Он стал раскачиваться взад-вперёд.
— Враждебность, животная страсть, разногласие, конфликт, ревность. Говоря о любви, они подразумевают уничтожение. Они жаждут возмездия, поскольку ведут хронику и помнят.
— Какими силами они обладают?
Он начал раскачиваться медленнее.
— Они не используют их по назначению.
— Что ты имел в виду под ударом, падением, безумием и поражением?
Он кивнул.
— Иногда мир вращается в обратном направлении. Бывает, сражения делают также. Слово «карусель» означает маленькую битву.
Я кивнула в ответ, будто это имело смысл.
— Мэтью, что они сделают с Джеком, если у меня ничего не получится? Загипнотизируют его? Будут управлять его разумом?
— Они тщеславны. Они оттачивают своё мастерство. С помощью острых инструментов, они что-то отсекают, что-то перемещают, переделывают и изменяют людей.
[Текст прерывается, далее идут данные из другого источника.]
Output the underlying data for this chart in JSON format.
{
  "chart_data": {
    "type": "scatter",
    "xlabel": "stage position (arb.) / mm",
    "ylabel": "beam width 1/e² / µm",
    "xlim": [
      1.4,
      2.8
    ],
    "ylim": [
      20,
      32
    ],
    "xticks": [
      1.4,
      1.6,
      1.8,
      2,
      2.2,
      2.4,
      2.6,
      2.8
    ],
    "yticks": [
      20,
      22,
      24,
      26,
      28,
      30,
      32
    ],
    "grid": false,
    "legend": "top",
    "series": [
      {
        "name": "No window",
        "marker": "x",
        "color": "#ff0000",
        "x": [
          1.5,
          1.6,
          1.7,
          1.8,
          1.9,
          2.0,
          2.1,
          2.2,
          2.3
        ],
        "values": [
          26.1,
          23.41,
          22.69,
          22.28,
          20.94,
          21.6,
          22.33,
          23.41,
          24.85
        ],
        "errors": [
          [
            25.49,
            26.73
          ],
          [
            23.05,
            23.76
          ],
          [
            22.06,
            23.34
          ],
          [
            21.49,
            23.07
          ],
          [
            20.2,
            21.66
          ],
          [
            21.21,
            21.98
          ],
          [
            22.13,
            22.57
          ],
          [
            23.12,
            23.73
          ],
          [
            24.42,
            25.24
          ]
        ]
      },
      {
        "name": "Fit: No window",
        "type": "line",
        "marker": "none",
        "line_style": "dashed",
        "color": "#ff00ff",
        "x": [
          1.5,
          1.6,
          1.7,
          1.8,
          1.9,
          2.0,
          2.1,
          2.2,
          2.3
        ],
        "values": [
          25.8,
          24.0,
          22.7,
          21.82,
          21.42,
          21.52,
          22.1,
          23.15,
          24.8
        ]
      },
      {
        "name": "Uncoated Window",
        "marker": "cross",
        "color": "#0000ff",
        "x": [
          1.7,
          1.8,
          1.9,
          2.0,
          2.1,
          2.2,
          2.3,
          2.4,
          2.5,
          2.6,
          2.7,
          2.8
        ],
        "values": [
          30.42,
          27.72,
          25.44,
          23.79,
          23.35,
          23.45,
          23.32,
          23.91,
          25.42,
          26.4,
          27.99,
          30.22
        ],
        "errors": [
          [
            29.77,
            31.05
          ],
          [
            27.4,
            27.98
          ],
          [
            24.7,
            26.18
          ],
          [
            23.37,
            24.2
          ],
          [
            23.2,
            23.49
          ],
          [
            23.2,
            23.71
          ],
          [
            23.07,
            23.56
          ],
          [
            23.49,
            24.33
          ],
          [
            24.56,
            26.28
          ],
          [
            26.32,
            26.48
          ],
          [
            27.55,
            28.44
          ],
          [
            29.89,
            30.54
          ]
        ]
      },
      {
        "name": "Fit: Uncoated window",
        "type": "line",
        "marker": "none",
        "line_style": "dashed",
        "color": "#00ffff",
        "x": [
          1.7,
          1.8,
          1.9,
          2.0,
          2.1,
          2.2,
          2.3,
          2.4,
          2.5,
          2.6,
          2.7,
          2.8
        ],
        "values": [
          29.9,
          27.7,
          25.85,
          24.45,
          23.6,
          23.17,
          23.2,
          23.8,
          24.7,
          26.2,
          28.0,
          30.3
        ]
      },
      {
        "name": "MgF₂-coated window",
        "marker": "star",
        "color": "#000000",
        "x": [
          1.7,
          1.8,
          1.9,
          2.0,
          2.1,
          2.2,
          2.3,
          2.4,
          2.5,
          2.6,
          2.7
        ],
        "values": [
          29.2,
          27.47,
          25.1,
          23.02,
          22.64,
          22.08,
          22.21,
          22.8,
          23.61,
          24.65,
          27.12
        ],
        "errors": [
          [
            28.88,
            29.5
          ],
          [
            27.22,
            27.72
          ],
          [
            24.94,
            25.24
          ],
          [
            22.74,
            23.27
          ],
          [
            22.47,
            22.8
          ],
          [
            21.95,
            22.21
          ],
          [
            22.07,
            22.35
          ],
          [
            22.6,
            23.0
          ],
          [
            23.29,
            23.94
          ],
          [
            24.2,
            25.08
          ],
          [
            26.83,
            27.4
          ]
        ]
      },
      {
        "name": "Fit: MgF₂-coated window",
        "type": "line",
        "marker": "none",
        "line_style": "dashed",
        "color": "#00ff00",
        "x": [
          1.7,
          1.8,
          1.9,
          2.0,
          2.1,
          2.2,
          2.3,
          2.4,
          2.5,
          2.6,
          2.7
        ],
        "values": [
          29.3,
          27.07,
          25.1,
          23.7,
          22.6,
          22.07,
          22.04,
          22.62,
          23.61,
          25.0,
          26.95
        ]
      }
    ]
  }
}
Рождаешься одним, а умираешь другим.
Порыв ветра заглушил его шепот.
Меня бросило в дрожь. Создавалось впечатление, что мы сидим в домике на дереве и при свете лампы рассказываем страшилки. Как в детстве.
Но после апокалипсиса все истории были реальными.
— Ты не захочешь знать больше об их мастерстве, — Мэтью задрожал, — я не хотел. Сила — твое бремя, знание — мое.
— Какая сила?
— У тебя теперь больше способностей.
Хотя в целом я стала слабее из-за отсутствия солнечного света, я освоила новый навык.
Готовясь к нападению Дьявола в подвале дома Смерти, я невольно впитала в себя знания всех тех растений, а заодно и всех когда-либо с ними связанных.
Раньше я могла оживлять растения и деревья, управлять ими, но никогда их не понимала. Теперь же могу взращивать их без семян, могу производить разные споры, способные усыпить человека как временно, так и навеки. То же самое с ядом на губах.
— Фитогенезис, — сказала я.
— Фитогенезис, — торжественно повторил он.
— Ты предвидел битву с Огеном? Что я окажусь среди всей той зелени и пролью кровь?
Довериться ему – это как, не глядя, упасть назад.
— Не время ли тебе надеть корону?
Я в сотый раз хмуро на него взглянула.
— Как на моей карте? — карта Таро изображала ее/меня с короной, украшенной двенадцатью бриллиантовыми звёздами. — Ты это имел в виду?
Он уставился на свою руку. Тема закрыта.
Хорошо...
— После сражения с Огеном, я пощадила Смерть и Ларк. Я контролировала красную ведьму.
Это Мэтью точно оценит.
— Ты можешь её усмирить, но можешь ли ты ее вызвать?
А может и не оценит.
Вызвать ведьму?
— Она появляется, когда на меня нападают, — мгновенно отзывается на боль... и гнев, — это получается непроизвольно. Зачем мне ее вызывать?
— Джек не с нами.
Я вздохнула, позволив ему направлять наш разговор.
— Да, не с нами.
— Твое сердце болит снова. Его тоже. Надежды. Высота. Подавленный. Любовь. Он размышляет о своей жизни.
— О чём именно?
— О распутье и упущенных возможностях. Он раскаивается еще сильнее, чем раньше. Он сожалеет, что обманывал тебя.
— Я тоже.
Он прекрасно разбирался в людях, он и врал мастерски. Я подошла к смотровому окну и стала вглядываться вдаль, как будто могла его увидеть. И хотя я боялась, что никогда больше не смогу ему доверять, но до сих пор любила.
— Он хотел бы увидеть тебя в последний раз, — в голосе Мэтью скользнуло лукавство, — я могу показать тебе его мысли.
Проникнуть в сознание Джека? Хотя он ведь прослушал без спроса запись с историей моей жизни.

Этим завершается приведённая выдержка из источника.